Ogni mattina un torrefattore si sveglia e sa che dovrà correre più veloce di un giornalista per schivare luoghi comuni e falsi miti che ruotano attorno al mondo del caffè. Ora, se lo specialty in Italia ancora arranca nel suo percorso d’affermazione la colpa non è (solo) dei media, ma chi si occupa di comunicazione svolge – o almeno avrebbe dovuto farlo – un ruolo fondamentale nel settore.
Il linguaggio è l’arma più potente che ci sia per cambiare le cose, basti pensare al modo in cui ci ostiniamo a chiamare la bevanda, caffè, senza fare lo sforzo di usare il suo vero nome, espresso. O filtro, a seconda dei casi. Se è vero che il giornale è la preghiera del mattino, allora l’espresso è il sacramento degli italiani. E il più delle volte la lettura del quotidiano avviene proprio sorseggiando una buona tazzina, rituale di tanti mattinieri che concentrano le energie nelle prime ore della giornata. Allora sarebbe auspicabile che le parole si accordassero bene ai profumi sprigionati dalla moka che borbotta: niente più dicerie e frasi fatte, storytelling pre-impostato sul barista- amico-confidente e il bar inteso come luogo di ritrovo per quei quattro amici che volevano cambiare il mondo. Ma un’informazione corretta, sana, efficace, dritta al punto.
Immagine di Oak Bond Coffee su Unsplash. In apertura, foto di Tyler Nix/Unsplash
Non abbiamo bisogno di leggere, ancora, quale sia il giusto ordine tra acqua, espresso e cioccolatino (quest’ultimo, poi, è un vezzo d’altri tempi, tutt’altro che logico se paniamo di chicchi di qualità), tanto meno un elogio a quelle realtà che, anziché lavorare per garantire un prodotto migliore da vendere a un prezzo equo, giocano al ribasso ponendosi come moderni eroi anti-inflazione. Di specialty nell’ultimo decennio si è scritto sempre di più, ma la cosiddetta “terza ondata” di caffè – cominciata nei primi anni 2000 – è arrivata e ormai finita da molto, soprattutto all’estero.

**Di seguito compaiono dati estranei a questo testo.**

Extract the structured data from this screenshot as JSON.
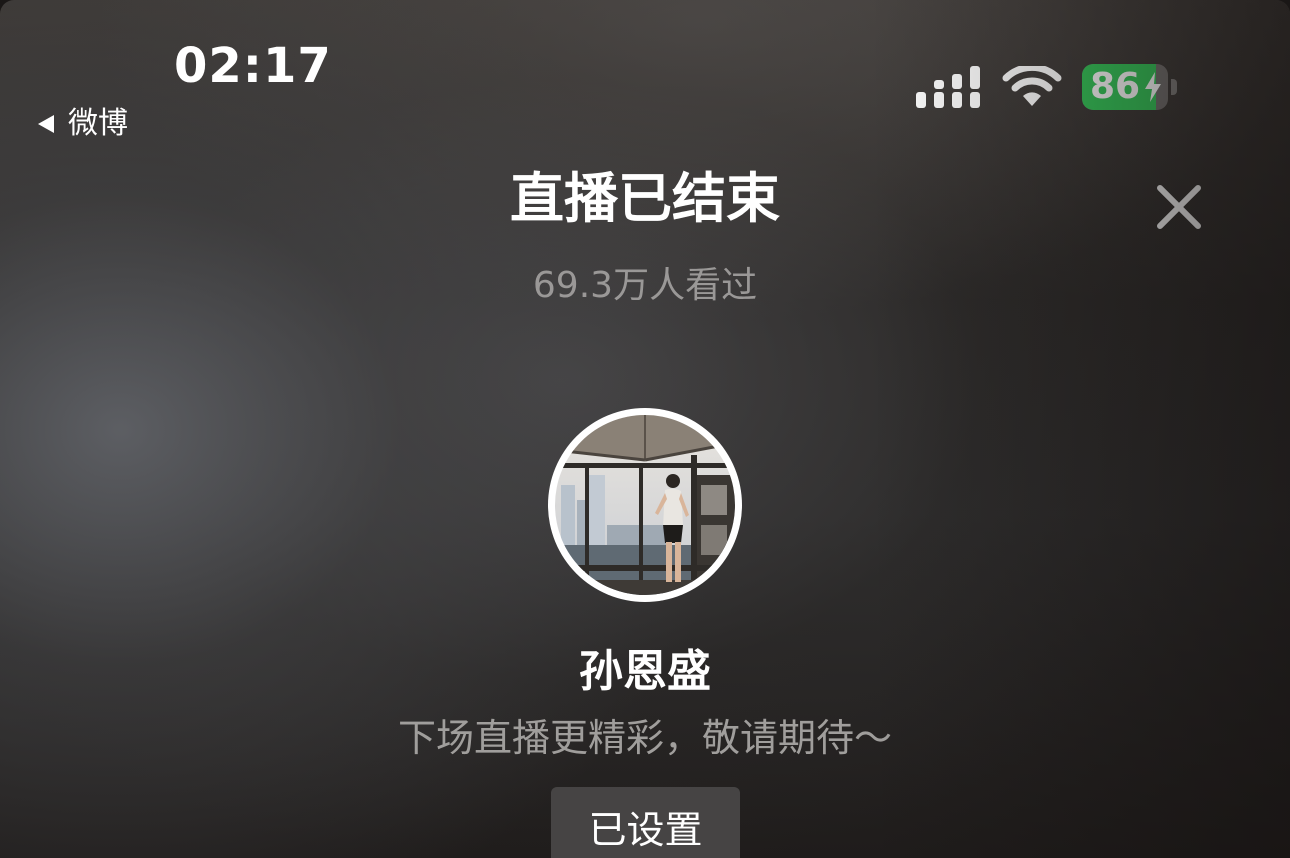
{
  "status_bar": {
    "time": "02:17",
    "back_app": "微博",
    "battery_level": "86",
    "battery_fraction": 0.86,
    "signal_icon": "cellular-signal-icon",
    "wifi_icon": "wifi-icon",
    "battery_icon": "battery-charging-icon"
  },
  "header": {
    "title": "直播已结束",
    "viewers": "69.3万人看过",
    "close_icon": "close-icon"
  },
  "host": {
    "name": "孙恩盛",
    "message": "下场直播更精彩，敬请期待～",
    "reminder_button": "已设置"
  },
  "colors": {
    "battery_green": "#35c759",
    "muted_text": "#9a9897",
    "button_bg": "#464444"
  }
}
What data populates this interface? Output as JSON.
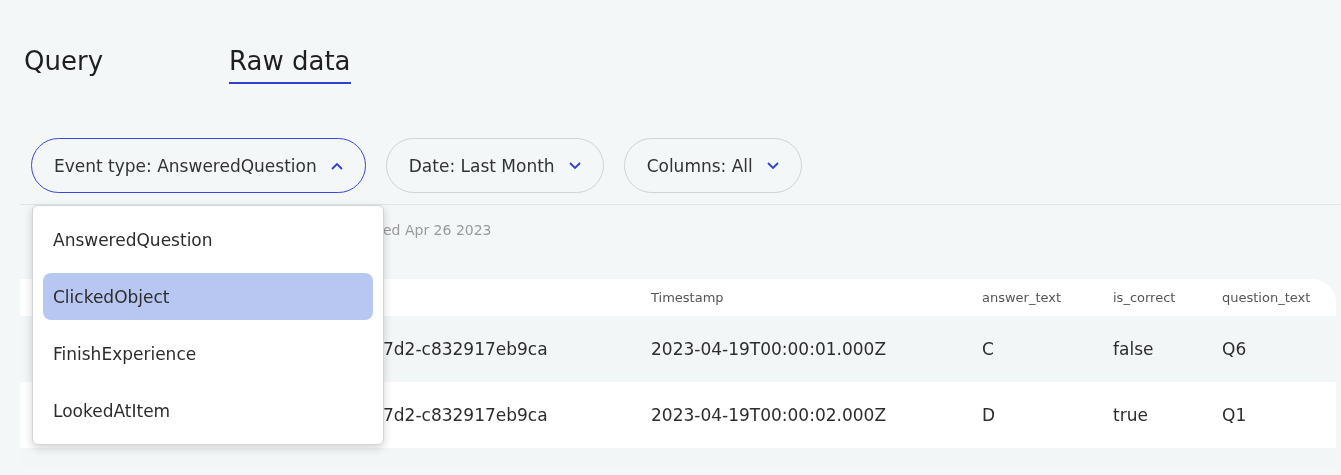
{
  "tabs": [
    {
      "label": "Query",
      "selected": false
    },
    {
      "label": "Raw data",
      "selected": true
    }
  ],
  "filters": [
    {
      "label": "Event type: AnsweredQuestion",
      "expanded": true
    },
    {
      "label": "Date: Last Month",
      "expanded": false
    },
    {
      "label": "Columns: All",
      "expanded": false
    }
  ],
  "dropdown": {
    "options": [
      {
        "label": "AnsweredQuestion",
        "selected": false
      },
      {
        "label": "ClickedObject",
        "selected": true
      },
      {
        "label": "FinishExperience",
        "selected": false
      },
      {
        "label": "LookedAtItem",
        "selected": false
      }
    ]
  },
  "summary": "ed Apr 26 2023",
  "table": {
    "columns": [
      "",
      "Timestamp",
      "answer_text",
      "is_correct",
      "question_text"
    ],
    "rows": [
      [
        "7d2-c832917eb9ca",
        "2023-04-19T00:00:01.000Z",
        "C",
        "false",
        "Q6"
      ],
      [
        "7d2-c832917eb9ca",
        "2023-04-19T00:00:02.000Z",
        "D",
        "true",
        "Q1"
      ]
    ]
  }
}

Dov’era prima la stampa quando in America, Germania e Austria si parlava di V60, monorigine e cold brew? Inutile negarlo, il mondo dei bar ha meno appeal di quello dell’alta ristorazione, per non parlare del confronto impari con il vino, che continua a essere il più seducente dei prodotti, con più effetti speciali e grandi scenografie. Chi vorrebbe ascoltare una persona che parla di tostatura chiara quando può sentire l’ennesimo sommelier sciorinare aneddoti su quella volta che è andato a vendemmiare in Champagne? Da più di vent’anni, comunque, nel buio italiano c’è un faro per gli appassionati di oro nero, la rubrica su Bargiornale a firma di Nadia Rossi, giornalista che ha assistito e contribuito allo sviluppo di quella che ormai non è più una nicchia (almeno in parte, ma questa è un’altra storia). E dal 2015 ci siamo anche noi.
Foto di Jakub Dziubak su Unsplash
Noi che, come tutti, abbiamo commesso degli errori, tra tutti quello di accantonare l’argomento per un po’, credendo che non ci fosse più nulla di interessante da dire. Ma fin quando su TikTok continueranno a spopolare trend privi di logica come l’aggiunta di sale alla tazzina, fin tanto che i quotidiani si ostineranno a propinare ogni due anni il caro vecchio studio “Se bevi caffè amaro, sei uno psicopatico”, allora parlare di prezzo dell’espresso, di lavoro in piantagione, di procedure corrette per un espresso ad hoc, avrà ancora un senso.
Foss’anche solo per restituire al caffè quel sex appeal che, in fondo, ha sempre avuto: cosa c’è di più accattivante di un prodotto di cui, giorno dopo giorno, non ci si annoia mai?